One easy way to remember common characteristics of melanoma is to think alphabetically – the ABCDEs of melanoma. ABCDE stands for asymmetry, border, color, diameter and evolving. These are the characteristics of skin damage that doctors look for when diagnosing and classifying melanomas.
- Asymmetry – Melanoma is often asymmetrical, which means the shape isn’t uniform. Non-cancerous moles are typically uniform and symmetrical in shape.
- Border – Melanoma often has borders that aren’t well defined or are irregular in shape, whereas non-cancerous moles usually have smooth, well-defined borders.
- Color – Melanoma lesions are often more than one color or shade. Moles that are benign are typically one color.
- Diameter – Melanoma growths are normally larger than 6mm in diameter, which is about the diameter of a standard pencil.

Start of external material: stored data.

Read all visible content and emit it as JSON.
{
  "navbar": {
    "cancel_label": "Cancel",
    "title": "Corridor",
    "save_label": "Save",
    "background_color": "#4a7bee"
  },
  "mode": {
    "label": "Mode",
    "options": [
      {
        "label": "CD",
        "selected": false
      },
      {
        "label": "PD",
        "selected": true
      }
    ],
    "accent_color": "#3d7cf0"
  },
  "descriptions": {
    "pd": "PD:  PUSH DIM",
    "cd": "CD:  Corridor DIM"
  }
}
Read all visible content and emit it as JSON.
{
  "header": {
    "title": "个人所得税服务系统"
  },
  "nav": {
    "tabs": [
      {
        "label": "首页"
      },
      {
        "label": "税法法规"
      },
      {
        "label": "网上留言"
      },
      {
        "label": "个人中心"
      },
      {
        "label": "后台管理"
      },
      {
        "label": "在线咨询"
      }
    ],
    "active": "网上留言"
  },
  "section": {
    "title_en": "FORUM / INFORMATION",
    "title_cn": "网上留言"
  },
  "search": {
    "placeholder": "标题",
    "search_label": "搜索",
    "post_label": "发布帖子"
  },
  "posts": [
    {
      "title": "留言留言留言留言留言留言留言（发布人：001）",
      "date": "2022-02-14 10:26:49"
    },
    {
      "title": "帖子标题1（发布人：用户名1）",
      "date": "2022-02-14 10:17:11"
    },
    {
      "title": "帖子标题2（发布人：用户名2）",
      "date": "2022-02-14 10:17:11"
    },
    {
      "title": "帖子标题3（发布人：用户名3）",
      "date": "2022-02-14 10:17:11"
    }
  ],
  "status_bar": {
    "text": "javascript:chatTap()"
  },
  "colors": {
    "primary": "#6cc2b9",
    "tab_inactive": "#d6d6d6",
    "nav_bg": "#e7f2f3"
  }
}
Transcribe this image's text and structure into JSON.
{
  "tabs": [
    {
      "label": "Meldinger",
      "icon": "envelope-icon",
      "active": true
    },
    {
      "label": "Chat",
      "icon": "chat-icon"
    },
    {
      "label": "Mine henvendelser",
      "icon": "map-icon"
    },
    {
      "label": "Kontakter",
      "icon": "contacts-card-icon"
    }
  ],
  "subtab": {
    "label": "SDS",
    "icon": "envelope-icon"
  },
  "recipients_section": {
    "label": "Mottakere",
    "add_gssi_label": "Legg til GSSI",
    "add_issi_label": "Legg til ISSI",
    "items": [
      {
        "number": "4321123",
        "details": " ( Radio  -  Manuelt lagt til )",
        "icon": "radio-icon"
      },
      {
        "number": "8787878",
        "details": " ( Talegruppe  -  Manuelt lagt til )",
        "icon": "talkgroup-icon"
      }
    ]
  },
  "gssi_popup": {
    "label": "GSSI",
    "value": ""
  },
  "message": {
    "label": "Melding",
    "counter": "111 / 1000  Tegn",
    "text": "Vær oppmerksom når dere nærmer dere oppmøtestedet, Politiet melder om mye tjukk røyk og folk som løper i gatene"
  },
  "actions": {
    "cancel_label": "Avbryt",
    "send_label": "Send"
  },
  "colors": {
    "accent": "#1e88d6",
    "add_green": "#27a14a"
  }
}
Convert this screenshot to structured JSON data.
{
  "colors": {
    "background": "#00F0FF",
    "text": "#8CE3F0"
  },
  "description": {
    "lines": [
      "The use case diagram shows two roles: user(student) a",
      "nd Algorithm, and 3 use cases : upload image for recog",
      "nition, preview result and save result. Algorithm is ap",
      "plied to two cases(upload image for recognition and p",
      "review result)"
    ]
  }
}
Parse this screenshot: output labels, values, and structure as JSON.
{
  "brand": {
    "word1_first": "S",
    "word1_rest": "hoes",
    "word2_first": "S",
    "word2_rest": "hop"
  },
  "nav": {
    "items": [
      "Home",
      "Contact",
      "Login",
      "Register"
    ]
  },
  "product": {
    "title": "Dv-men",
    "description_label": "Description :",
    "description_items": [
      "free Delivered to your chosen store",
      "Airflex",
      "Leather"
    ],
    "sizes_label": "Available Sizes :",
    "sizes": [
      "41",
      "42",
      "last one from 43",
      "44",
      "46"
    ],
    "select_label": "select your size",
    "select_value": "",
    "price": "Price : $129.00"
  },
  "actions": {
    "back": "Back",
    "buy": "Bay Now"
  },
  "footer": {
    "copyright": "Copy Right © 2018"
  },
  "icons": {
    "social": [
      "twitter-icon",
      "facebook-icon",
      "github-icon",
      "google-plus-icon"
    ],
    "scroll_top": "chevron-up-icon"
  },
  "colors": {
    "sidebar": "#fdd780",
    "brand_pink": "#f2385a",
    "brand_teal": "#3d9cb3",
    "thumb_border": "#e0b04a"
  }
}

- Evolution – Melanoma will often change characteristics, such as size, shape or color. Unlike most benign moles, melanoma tends to change over time. If you have a mole or skin growth, watch it for signs of changes. If you notice any of the ABCDEs of melanoma, make an appointment right away to be evaluated by a dermatologist.
We recommend doing regular skin checks at home to look for changes in your skin. Call it an ABCDE assessment. If you notice any of the signs and symptoms of melanoma or you have a suspicious mole or lesion, make an appointment to see your doctor. You may want to have annual skin checks with a dermatologist as well so you can catch skin cancer before it becomes life threatening.
Skin cancer is common, and when it’s caught early, most skin cancer – including melanoma – can be cured.
If you see something on your skin, don’t panic. Most skin lesions and moles are not cancerous, but it’s always best to get checked out to be sure.